Maybe I wrote this part of the code, but I cannot remember everything. ecareful_unify looks weaker than unify and do less evar instantiation. You want to unify if ?a then b else c with if a then b else c. This seems natural and enhancing ecareful_unify seems no harm.

[bcip]

I wrote this tactic because unify is too strong. But in what case unify is too strong?

On Fri, Jul 29, 2022, 5:29 PM Qinshi Wang @.***> wrote:

Maybe I wrote this part of the code, but I cannot remember everything. ecareful_unify looks weaker than unify and do less evar instantiation. You want to unify if ?a then b else c with if a then b else c.
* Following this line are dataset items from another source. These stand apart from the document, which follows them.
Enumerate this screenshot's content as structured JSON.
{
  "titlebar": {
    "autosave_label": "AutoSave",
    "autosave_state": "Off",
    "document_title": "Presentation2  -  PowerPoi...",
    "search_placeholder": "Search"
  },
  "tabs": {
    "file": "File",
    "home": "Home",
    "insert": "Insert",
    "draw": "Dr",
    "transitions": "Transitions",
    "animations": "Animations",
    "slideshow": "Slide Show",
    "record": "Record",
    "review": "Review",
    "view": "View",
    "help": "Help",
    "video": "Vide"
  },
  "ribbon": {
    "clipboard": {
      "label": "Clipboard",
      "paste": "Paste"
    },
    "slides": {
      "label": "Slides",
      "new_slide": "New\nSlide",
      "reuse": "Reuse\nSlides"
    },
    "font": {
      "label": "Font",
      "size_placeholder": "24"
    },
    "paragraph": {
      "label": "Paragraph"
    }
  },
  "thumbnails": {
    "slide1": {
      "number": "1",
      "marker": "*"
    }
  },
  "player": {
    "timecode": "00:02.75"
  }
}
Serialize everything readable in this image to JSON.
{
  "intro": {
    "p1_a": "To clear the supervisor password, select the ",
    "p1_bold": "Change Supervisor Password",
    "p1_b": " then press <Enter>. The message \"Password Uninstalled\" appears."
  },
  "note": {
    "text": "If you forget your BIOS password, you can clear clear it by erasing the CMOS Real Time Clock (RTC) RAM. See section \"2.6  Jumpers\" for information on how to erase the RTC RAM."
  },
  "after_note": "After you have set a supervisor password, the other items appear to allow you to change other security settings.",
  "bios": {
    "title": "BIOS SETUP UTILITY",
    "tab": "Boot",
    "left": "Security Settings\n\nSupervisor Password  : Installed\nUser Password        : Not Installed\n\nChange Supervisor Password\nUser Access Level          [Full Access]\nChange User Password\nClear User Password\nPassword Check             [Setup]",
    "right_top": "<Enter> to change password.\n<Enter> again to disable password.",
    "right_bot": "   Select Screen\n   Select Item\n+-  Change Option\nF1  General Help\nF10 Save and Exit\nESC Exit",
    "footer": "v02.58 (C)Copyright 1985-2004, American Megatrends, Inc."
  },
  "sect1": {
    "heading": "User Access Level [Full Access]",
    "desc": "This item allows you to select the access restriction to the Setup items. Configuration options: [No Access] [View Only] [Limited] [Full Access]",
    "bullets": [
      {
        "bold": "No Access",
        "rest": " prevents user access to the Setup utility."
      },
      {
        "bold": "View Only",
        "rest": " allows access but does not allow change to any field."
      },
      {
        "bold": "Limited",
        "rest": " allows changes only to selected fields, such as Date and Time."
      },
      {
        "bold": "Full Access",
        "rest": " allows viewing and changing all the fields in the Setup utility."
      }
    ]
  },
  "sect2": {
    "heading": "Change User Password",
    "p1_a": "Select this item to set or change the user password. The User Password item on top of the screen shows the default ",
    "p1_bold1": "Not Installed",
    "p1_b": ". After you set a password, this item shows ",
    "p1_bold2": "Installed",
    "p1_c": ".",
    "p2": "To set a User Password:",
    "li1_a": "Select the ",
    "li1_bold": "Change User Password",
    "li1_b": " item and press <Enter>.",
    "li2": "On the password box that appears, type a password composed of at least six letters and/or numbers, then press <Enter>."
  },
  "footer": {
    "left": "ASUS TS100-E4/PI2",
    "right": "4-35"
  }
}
This seems natural and enhancing ecareful_unify seems no harm.

— Reply to this email directly, view it on GitHub https://github.com/PrincetonUniversity/VST/issues/609#issuecomment-1199958074, or unsubscribe https://github.com/notifications/unsubscribe-auth/ABVWI6MCBOYE5XROWFASUFLVWREMZANCNFSM54LDOFMQ . You are receiving this because you are subscribed to this thread.Message ID: @.***>

[andrew-appel]

As long as a,a' have type bool, then PR #684 fixes this. The more general case (arbitrary inductive datatype with two constructors) would be a bit more fiddly to implement.